Booking
Pierre is in great trouble today! He is responsible for managing the bookings for the ACM (Accommodation with Moderate Costs) hotel and has just realized that the booking software has a severe bug. It has created overlapping and wrong room assignments. Pierre is now worried that the hotel might be overbooked. Since the software manufacturer is neither very responsive nor competent, he must check this himself, so that he can timely take countermeasures if necessary.

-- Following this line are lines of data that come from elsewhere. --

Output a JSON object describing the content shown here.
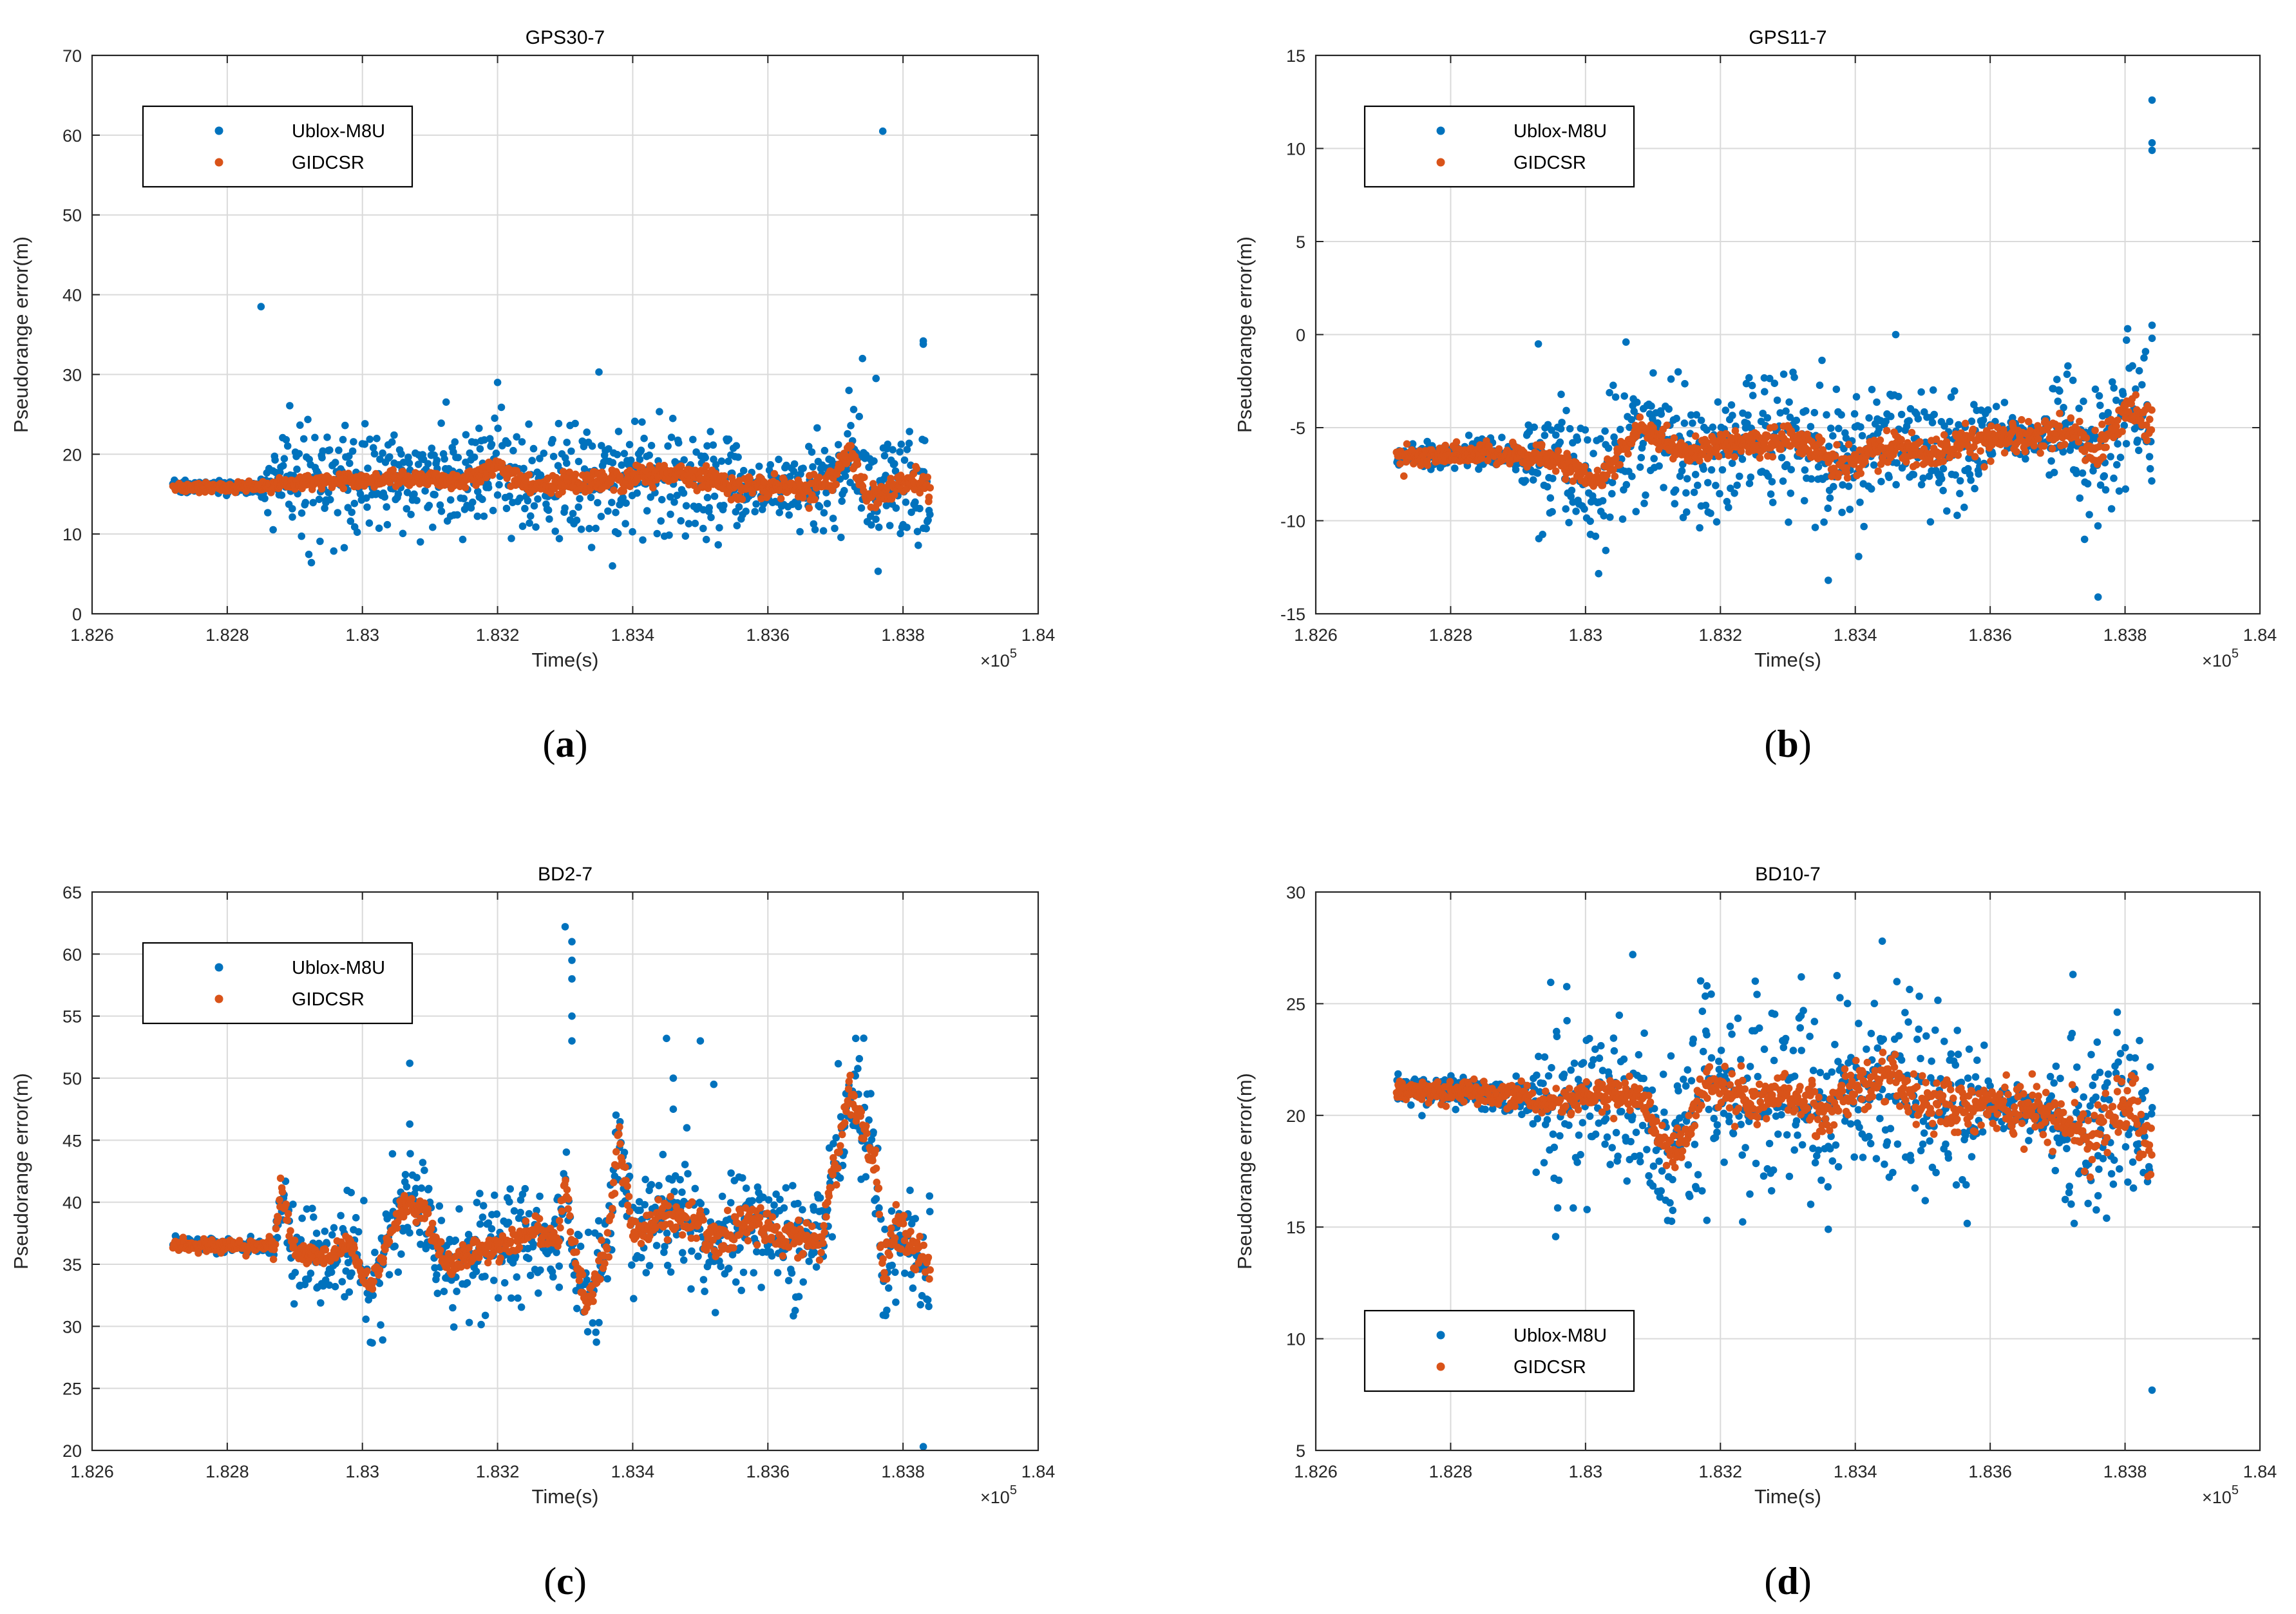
{
  "figure": {
    "colors": {
      "series1": "#0072BD",
      "series2": "#D95319",
      "grid": "#DADADA",
      "axis": "#262626"
    }
  },
  "chart_data": [
    {
      "type": "scatter",
      "panel": "a",
      "caption": "(a)",
      "caption_letter": "a",
      "title": "GPS30-7",
      "xlabel": "Time(s)",
      "ylabel": "Pseudorange error(m)",
      "xlim": [
        1.826,
        1.84
      ],
      "ylim": [
        0,
        70
      ],
      "x_scale_exponent": "×10",
      "x_scale_power": "5",
      "xticks": [
        1.826,
        1.828,
        1.83,
        1.832,
        1.834,
        1.836,
        1.838,
        1.84
      ],
      "xtick_labels": [
        "1.826",
        "1.828",
        "1.83",
        "1.832",
        "1.834",
        "1.836",
        "1.838",
        "1.84"
      ],
      "yticks": [
        0,
        10,
        20,
        30,
        40,
        50,
        60,
        70
      ],
      "ytick_labels": [
        "0",
        "10",
        "20",
        "30",
        "40",
        "50",
        "60",
        "70"
      ],
      "grid": true,
      "legend_position": "top-left",
      "legend": [
        "Ublox-M8U",
        "GIDCSR"
      ],
      "x_range": [
        1.8272,
        1.8384
      ],
      "baseline_points": [
        [
          1.8272,
          16.0
        ],
        [
          1.8285,
          15.8
        ],
        [
          1.829,
          16.5
        ],
        [
          1.831,
          17.0
        ],
        [
          1.8315,
          16.5
        ],
        [
          1.832,
          18.5
        ],
        [
          1.8325,
          16.0
        ],
        [
          1.8335,
          16.5
        ],
        [
          1.8345,
          17.5
        ],
        [
          1.835,
          17.0
        ],
        [
          1.8355,
          15.8
        ],
        [
          1.8365,
          15.5
        ],
        [
          1.837,
          17.0
        ],
        [
          1.8372,
          21.0
        ],
        [
          1.8375,
          14.5
        ],
        [
          1.838,
          16.5
        ],
        [
          1.8384,
          16.5
        ]
      ],
      "series": [
        {
          "name": "Ublox-M8U",
          "noise_profile": [
            [
              1.8272,
              0.4
            ],
            [
              1.8285,
              0.5
            ],
            [
              1.8288,
              3.5
            ],
            [
              1.8355,
              3.5
            ],
            [
              1.836,
              1.5
            ],
            [
              1.8368,
              3.5
            ],
            [
              1.8384,
              4.0
            ]
          ],
          "count": 900,
          "outliers": [
            [
              1.8285,
              38.5
            ],
            [
              1.8377,
              60.5
            ],
            [
              1.8383,
              34.2
            ],
            [
              1.8383,
              33.8
            ],
            [
              1.8374,
              32.0
            ],
            [
              1.8335,
              30.3
            ],
            [
              1.832,
              29.0
            ],
            [
              1.8337,
              6.0
            ],
            [
              1.8372,
              28.0
            ],
            [
              1.8376,
              29.5
            ]
          ]
        },
        {
          "name": "GIDCSR",
          "noise_profile": [
            [
              1.8272,
              0.3
            ],
            [
              1.8384,
              0.9
            ]
          ],
          "count": 900,
          "outliers": []
        }
      ]
    },
    {
      "type": "scatter",
      "panel": "b",
      "caption": "(b)",
      "caption_letter": "b",
      "title": "GPS11-7",
      "xlabel": "Time(s)",
      "ylabel": "Pseudorange error(m)",
      "xlim": [
        1.826,
        1.84
      ],
      "ylim": [
        -15,
        15
      ],
      "x_scale_exponent": "×10",
      "x_scale_power": "5",
      "xticks": [
        1.826,
        1.828,
        1.83,
        1.832,
        1.834,
        1.836,
        1.838,
        1.84
      ],
      "xtick_labels": [
        "1.826",
        "1.828",
        "1.83",
        "1.832",
        "1.834",
        "1.836",
        "1.838",
        "1.84"
      ],
      "yticks": [
        -15,
        -10,
        -5,
        0,
        5,
        10,
        15
      ],
      "ytick_labels": [
        "-15",
        "-10",
        "-5",
        "0",
        "5",
        "10",
        "15"
      ],
      "grid": true,
      "legend_position": "top-left",
      "legend": [
        "Ublox-M8U",
        "GIDCSR"
      ],
      "x_range": [
        1.8272,
        1.8384
      ],
      "baseline_points": [
        [
          1.8272,
          -6.5
        ],
        [
          1.8285,
          -6.4
        ],
        [
          1.8295,
          -6.6
        ],
        [
          1.8302,
          -8.0
        ],
        [
          1.8308,
          -5.0
        ],
        [
          1.8315,
          -6.5
        ],
        [
          1.832,
          -5.8
        ],
        [
          1.8325,
          -6.0
        ],
        [
          1.833,
          -5.5
        ],
        [
          1.8338,
          -7.0
        ],
        [
          1.8345,
          -6.0
        ],
        [
          1.8352,
          -6.5
        ],
        [
          1.836,
          -5.5
        ],
        [
          1.8368,
          -5.5
        ],
        [
          1.8372,
          -5.0
        ],
        [
          1.8376,
          -6.5
        ],
        [
          1.838,
          -4.0
        ],
        [
          1.8384,
          -5.0
        ]
      ],
      "series": [
        {
          "name": "Ublox-M8U",
          "noise_profile": [
            [
              1.8272,
              0.3
            ],
            [
              1.829,
              0.4
            ],
            [
              1.8293,
              1.9
            ],
            [
              1.8358,
              1.8
            ],
            [
              1.836,
              0.6
            ],
            [
              1.8368,
              0.5
            ],
            [
              1.837,
              1.8
            ],
            [
              1.8384,
              1.8
            ]
          ],
          "count": 900,
          "outliers": [
            [
              1.8384,
              12.6
            ],
            [
              1.8384,
              10.3
            ],
            [
              1.8384,
              9.9
            ],
            [
              1.8384,
              0.5
            ],
            [
              1.8384,
              -0.2
            ],
            [
              1.8293,
              -0.5
            ],
            [
              1.8306,
              -0.4
            ],
            [
              1.8346,
              0.0
            ],
            [
              1.8336,
              -13.2
            ],
            [
              1.8376,
              -14.1
            ],
            [
              1.8374,
              -11.0
            ],
            [
              1.8303,
              -11.6
            ]
          ]
        },
        {
          "name": "GIDCSR",
          "noise_profile": [
            [
              1.8272,
              0.25
            ],
            [
              1.8384,
              0.5
            ]
          ],
          "count": 900,
          "outliers": []
        }
      ]
    },
    {
      "type": "scatter",
      "panel": "c",
      "caption": "(c)",
      "caption_letter": "c",
      "title": "BD2-7",
      "xlabel": "Time(s)",
      "ylabel": "Pseudorange error(m)",
      "xlim": [
        1.826,
        1.84
      ],
      "ylim": [
        20,
        65
      ],
      "x_scale_exponent": "×10",
      "x_scale_power": "5",
      "xticks": [
        1.826,
        1.828,
        1.83,
        1.832,
        1.834,
        1.836,
        1.838,
        1.84
      ],
      "xtick_labels": [
        "1.826",
        "1.828",
        "1.83",
        "1.832",
        "1.834",
        "1.836",
        "1.838",
        "1.84"
      ],
      "yticks": [
        20,
        25,
        30,
        35,
        40,
        45,
        50,
        55,
        60,
        65
      ],
      "ytick_labels": [
        "20",
        "25",
        "30",
        "35",
        "40",
        "45",
        "50",
        "55",
        "60",
        "65"
      ],
      "grid": true,
      "legend_position": "top-left",
      "legend": [
        "Ublox-M8U",
        "GIDCSR"
      ],
      "x_range": [
        1.8272,
        1.8384
      ],
      "baseline_points": [
        [
          1.8272,
          36.5
        ],
        [
          1.8287,
          36.5
        ],
        [
          1.8288,
          41.0
        ],
        [
          1.829,
          36.0
        ],
        [
          1.8295,
          35.5
        ],
        [
          1.8298,
          37.0
        ],
        [
          1.8301,
          33.0
        ],
        [
          1.8304,
          37.0
        ],
        [
          1.8306,
          40.0
        ],
        [
          1.8309,
          39.5
        ],
        [
          1.8312,
          35.0
        ],
        [
          1.8315,
          35.5
        ],
        [
          1.832,
          36.5
        ],
        [
          1.8325,
          37.5
        ],
        [
          1.8329,
          37.0
        ],
        [
          1.833,
          42.0
        ],
        [
          1.8331,
          36.5
        ],
        [
          1.8333,
          32.0
        ],
        [
          1.8336,
          35.5
        ],
        [
          1.8338,
          45.5
        ],
        [
          1.834,
          37.5
        ],
        [
          1.8345,
          39.0
        ],
        [
          1.835,
          38.0
        ],
        [
          1.8352,
          37.0
        ],
        [
          1.8358,
          38.5
        ],
        [
          1.8362,
          37.0
        ],
        [
          1.8368,
          37.0
        ],
        [
          1.8372,
          49.0
        ],
        [
          1.8376,
          43.0
        ],
        [
          1.8377,
          34.0
        ],
        [
          1.8379,
          38.0
        ],
        [
          1.8384,
          34.5
        ]
      ],
      "series": [
        {
          "name": "Ublox-M8U",
          "noise_profile": [
            [
              1.8272,
              0.3
            ],
            [
              1.8287,
              0.3
            ],
            [
              1.829,
              2.2
            ],
            [
              1.8384,
              2.5
            ]
          ],
          "count": 900,
          "outliers": [
            [
              1.833,
              62.2
            ],
            [
              1.8331,
              61.0
            ],
            [
              1.8331,
              59.5
            ],
            [
              1.8331,
              58.0
            ],
            [
              1.8331,
              55.0
            ],
            [
              1.8331,
              53.0
            ],
            [
              1.8307,
              51.2
            ],
            [
              1.8345,
              53.2
            ],
            [
              1.835,
              53.0
            ],
            [
              1.8373,
              53.2
            ],
            [
              1.8307,
              46.3
            ],
            [
              1.8383,
              20.3
            ],
            [
              1.8303,
              28.9
            ],
            [
              1.8335,
              30.3
            ],
            [
              1.8346,
              50.0
            ],
            [
              1.8352,
              49.5
            ],
            [
              1.8346,
              47.5
            ],
            [
              1.8348,
              46.0
            ]
          ]
        },
        {
          "name": "GIDCSR",
          "noise_profile": [
            [
              1.8272,
              0.3
            ],
            [
              1.8384,
              0.9
            ]
          ],
          "count": 900,
          "outliers": []
        }
      ]
    },
    {
      "type": "scatter",
      "panel": "d",
      "caption": "(d)",
      "caption_letter": "d",
      "title": "BD10-7",
      "xlabel": "Time(s)",
      "ylabel": "Pseudorange error(m)",
      "xlim": [
        1.826,
        1.84
      ],
      "ylim": [
        5,
        30
      ],
      "x_scale_exponent": "×10",
      "x_scale_power": "5",
      "xticks": [
        1.826,
        1.828,
        1.83,
        1.832,
        1.834,
        1.836,
        1.838,
        1.84
      ],
      "xtick_labels": [
        "1.826",
        "1.828",
        "1.83",
        "1.832",
        "1.834",
        "1.836",
        "1.838",
        "1.84"
      ],
      "yticks": [
        5,
        10,
        15,
        20,
        25,
        30
      ],
      "ytick_labels": [
        "5",
        "10",
        "15",
        "20",
        "25",
        "30"
      ],
      "grid": true,
      "legend_position": "bottom-left",
      "legend": [
        "Ublox-M8U",
        "GIDCSR"
      ],
      "x_range": [
        1.8272,
        1.8384
      ],
      "baseline_points": [
        [
          1.8272,
          21.2
        ],
        [
          1.8285,
          21.0
        ],
        [
          1.829,
          20.8
        ],
        [
          1.8295,
          20.5
        ],
        [
          1.83,
          21.0
        ],
        [
          1.8308,
          20.8
        ],
        [
          1.8313,
          18.0
        ],
        [
          1.8318,
          21.5
        ],
        [
          1.8325,
          20.5
        ],
        [
          1.833,
          21.0
        ],
        [
          1.8335,
          20.0
        ],
        [
          1.834,
          21.5
        ],
        [
          1.8346,
          21.8
        ],
        [
          1.835,
          20.5
        ],
        [
          1.836,
          20.5
        ],
        [
          1.837,
          20.0
        ],
        [
          1.8375,
          19.0
        ],
        [
          1.838,
          20.5
        ],
        [
          1.8384,
          18.5
        ]
      ],
      "series": [
        {
          "name": "Ublox-M8U",
          "noise_profile": [
            [
              1.8272,
              0.3
            ],
            [
              1.8292,
              0.4
            ],
            [
              1.8293,
              2.2
            ],
            [
              1.8358,
              2.0
            ],
            [
              1.836,
              0.5
            ],
            [
              1.8368,
              0.5
            ],
            [
              1.8372,
              2.2
            ],
            [
              1.8384,
              2.0
            ]
          ],
          "count": 900,
          "outliers": [
            [
              1.8384,
              7.7
            ],
            [
              1.8344,
              27.8
            ],
            [
              1.8318,
              25.8
            ],
            [
              1.8307,
              27.2
            ],
            [
              1.8336,
              14.9
            ],
            [
              1.8318,
              15.3
            ],
            [
              1.8376,
              16.4
            ],
            [
              1.8332,
              26.2
            ]
          ]
        },
        {
          "name": "GIDCSR",
          "noise_profile": [
            [
              1.8272,
              0.25
            ],
            [
              1.8384,
              0.7
            ]
          ],
          "count": 900,
          "outliers": []
        }
      ]
    }
  ]
}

Fortunately, Pierre was able to export all original bookings (including reservation codes plus correct and valid dates of arrival and departure). The only information that got lost is the time of the booking placements, so that Pierre cannot retrieve any booking priorities (e.g., first-come-first-serve). Using the available information, could you please help Pierre out and tell him a room assignment with the minimum number of rooms that satisfies all bookings? Please be aware that a room must always be cleaned before reuse. Since Pierre does not want to take any risks, he tells you to only consider the maximum cleaning time.
Input
Consists of several lines. The first line contains the number t (1 ≤ t ≤ 100) of test cases. Each test case starts with a line containing two integers: the number of bookings b (1 ≤ b ≤ 5000) and the cleaning time c (0 ≤ c ≤ 360) (in minutes) for one room. Then follow b lines, each containing the reservation code (a random alphanumeric string of up 20 characters) and the dates of arrival and departure of one booking. Dates are given as strings in the format "YYYY-MM-DD HH:MM" (see example test case), where reservations are only for the years 2013 until 2016.
Output
For each test case, print the minimum number of needed rooms on a single line without any additional blanks. Be aware of leap years but ignore daylight saving time.